O ministro André Mendonça apresentou voto divergente contra a ampliação do foro por prerrogativa. Em seu voto, Mendonça defendeu que o foro por prerrogativa de função deve cessar assim que o agente político deixa o cargo.

O ministro se baseou no princípio do juiz natural, garantido pelo artigo 5º, inciso LIII da Constituição Federal, que assegura que toda causa seja julgada por um tribunal previamente estabelecido. Mendonça argumentou que a manutenção do foro privilegiado após o término do mandato seria uma violação desse princípio e um desrespeito ao devido processo legal.

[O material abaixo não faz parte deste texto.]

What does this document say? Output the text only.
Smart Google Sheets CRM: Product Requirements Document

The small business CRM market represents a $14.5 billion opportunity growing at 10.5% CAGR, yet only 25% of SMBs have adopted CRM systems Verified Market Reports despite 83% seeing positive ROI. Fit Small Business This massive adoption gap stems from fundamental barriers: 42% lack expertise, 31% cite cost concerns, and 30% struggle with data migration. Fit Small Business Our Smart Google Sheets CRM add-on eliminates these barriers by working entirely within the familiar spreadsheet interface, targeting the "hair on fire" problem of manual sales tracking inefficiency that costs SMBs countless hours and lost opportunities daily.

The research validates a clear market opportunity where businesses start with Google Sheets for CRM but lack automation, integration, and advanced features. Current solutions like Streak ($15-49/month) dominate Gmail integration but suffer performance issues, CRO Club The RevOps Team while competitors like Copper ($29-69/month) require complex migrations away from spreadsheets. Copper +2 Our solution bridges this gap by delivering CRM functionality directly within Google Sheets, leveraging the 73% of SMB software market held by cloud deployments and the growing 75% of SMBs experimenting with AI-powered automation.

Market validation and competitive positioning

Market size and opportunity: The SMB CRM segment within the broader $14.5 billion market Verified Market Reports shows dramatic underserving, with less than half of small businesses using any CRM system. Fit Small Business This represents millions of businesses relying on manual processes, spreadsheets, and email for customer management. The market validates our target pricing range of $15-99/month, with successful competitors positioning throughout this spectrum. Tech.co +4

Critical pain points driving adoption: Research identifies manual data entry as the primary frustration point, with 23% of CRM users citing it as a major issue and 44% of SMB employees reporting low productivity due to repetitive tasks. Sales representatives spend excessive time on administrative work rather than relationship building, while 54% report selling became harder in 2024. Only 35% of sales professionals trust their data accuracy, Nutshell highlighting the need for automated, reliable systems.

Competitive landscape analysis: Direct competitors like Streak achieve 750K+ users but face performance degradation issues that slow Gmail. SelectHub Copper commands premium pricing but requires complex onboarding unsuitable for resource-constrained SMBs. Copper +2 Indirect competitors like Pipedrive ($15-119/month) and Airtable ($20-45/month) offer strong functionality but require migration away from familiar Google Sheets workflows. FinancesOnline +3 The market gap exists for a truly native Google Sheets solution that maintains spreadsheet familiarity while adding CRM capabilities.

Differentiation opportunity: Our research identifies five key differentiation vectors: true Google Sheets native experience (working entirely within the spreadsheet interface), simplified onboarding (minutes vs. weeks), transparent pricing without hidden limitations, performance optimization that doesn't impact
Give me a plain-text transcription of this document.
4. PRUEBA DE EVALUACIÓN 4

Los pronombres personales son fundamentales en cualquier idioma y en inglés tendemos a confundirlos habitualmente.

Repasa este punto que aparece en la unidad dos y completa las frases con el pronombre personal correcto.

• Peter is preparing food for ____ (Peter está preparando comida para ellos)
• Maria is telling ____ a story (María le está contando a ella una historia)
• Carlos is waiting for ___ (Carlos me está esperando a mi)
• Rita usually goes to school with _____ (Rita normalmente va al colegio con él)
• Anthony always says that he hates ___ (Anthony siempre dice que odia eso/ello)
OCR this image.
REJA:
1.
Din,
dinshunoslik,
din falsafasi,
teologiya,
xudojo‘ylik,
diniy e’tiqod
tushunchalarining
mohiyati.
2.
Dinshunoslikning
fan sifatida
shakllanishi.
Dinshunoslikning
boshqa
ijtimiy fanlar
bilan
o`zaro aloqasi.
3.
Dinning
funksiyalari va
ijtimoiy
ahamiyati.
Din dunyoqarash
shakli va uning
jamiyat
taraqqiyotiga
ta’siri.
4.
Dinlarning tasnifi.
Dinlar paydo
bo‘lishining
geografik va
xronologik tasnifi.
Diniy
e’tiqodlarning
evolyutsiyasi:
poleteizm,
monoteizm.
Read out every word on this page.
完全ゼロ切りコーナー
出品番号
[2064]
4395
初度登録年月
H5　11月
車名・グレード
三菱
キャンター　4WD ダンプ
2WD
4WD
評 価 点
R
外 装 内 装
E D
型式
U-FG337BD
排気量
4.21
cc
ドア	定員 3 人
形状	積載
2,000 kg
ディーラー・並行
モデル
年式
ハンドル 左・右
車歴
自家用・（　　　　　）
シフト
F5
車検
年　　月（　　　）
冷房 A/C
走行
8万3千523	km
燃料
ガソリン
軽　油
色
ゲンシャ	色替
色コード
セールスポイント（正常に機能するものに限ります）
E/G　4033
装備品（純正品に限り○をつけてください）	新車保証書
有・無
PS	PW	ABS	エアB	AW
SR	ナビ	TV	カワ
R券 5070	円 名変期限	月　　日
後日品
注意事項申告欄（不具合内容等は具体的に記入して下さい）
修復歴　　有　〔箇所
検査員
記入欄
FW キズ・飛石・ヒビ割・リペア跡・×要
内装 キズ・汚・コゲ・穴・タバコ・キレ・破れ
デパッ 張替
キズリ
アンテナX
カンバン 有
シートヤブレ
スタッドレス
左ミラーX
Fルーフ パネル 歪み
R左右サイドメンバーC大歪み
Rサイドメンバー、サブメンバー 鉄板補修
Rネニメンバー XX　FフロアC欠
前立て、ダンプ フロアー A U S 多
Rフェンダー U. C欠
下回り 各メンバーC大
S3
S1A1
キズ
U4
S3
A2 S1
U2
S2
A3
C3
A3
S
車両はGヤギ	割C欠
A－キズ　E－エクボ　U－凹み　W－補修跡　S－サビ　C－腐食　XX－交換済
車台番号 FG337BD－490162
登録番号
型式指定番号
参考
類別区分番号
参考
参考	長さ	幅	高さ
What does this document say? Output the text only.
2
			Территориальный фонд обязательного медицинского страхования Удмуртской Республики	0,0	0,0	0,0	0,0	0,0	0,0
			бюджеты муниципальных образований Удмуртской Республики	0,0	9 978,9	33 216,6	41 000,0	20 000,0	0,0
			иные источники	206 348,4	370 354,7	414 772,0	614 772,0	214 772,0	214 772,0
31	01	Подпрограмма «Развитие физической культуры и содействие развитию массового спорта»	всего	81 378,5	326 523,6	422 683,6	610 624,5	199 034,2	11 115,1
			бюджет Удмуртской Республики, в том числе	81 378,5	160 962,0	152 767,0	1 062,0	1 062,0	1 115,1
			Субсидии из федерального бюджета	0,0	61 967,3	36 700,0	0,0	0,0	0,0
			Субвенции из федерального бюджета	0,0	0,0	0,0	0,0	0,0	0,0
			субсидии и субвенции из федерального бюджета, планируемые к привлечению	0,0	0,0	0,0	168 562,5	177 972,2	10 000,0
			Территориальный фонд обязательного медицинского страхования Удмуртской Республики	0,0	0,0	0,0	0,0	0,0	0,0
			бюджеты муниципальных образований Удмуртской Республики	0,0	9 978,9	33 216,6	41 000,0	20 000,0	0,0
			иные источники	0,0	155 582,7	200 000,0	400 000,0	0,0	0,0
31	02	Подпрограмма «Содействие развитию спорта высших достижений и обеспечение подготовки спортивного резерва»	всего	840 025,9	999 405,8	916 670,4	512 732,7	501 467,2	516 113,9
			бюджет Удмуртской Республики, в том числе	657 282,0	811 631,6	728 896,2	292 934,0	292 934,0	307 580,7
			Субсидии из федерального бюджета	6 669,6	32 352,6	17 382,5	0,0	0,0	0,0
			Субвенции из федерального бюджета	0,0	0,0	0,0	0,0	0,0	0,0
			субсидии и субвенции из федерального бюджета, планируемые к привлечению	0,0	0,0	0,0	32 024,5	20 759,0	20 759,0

Segundo o ministro, a prerrogativa de foro não é um privilégio pessoal do ocupante do cargo, mas uma proteção do cargo em si. Assim, quando o político deixa de exercer suas funções, a competência deve ser transferida para a primeira instância.

O ministro também citou o entendimento consolidado no julgamento do Inq. 687, que, em 2005, cancelou a Súmula 394 e firmou o entendimento de que a prerrogativa de foro termina com o mandato. Naquela ocasião, o STF decidiu que o foro privilegiado visava proteger o exercício do cargo, e não a pessoa que o ocupa, menos ainda quem já o deixou.

“Em síntese, o alargamento do foro por prerrogativa de função para período posterior ao fim do exercício do cargo ou função do agente político contraria a jurisprudência construída de forma gradativa e constante por este Supremo Tribunal Federal nas últimas duas décadas.”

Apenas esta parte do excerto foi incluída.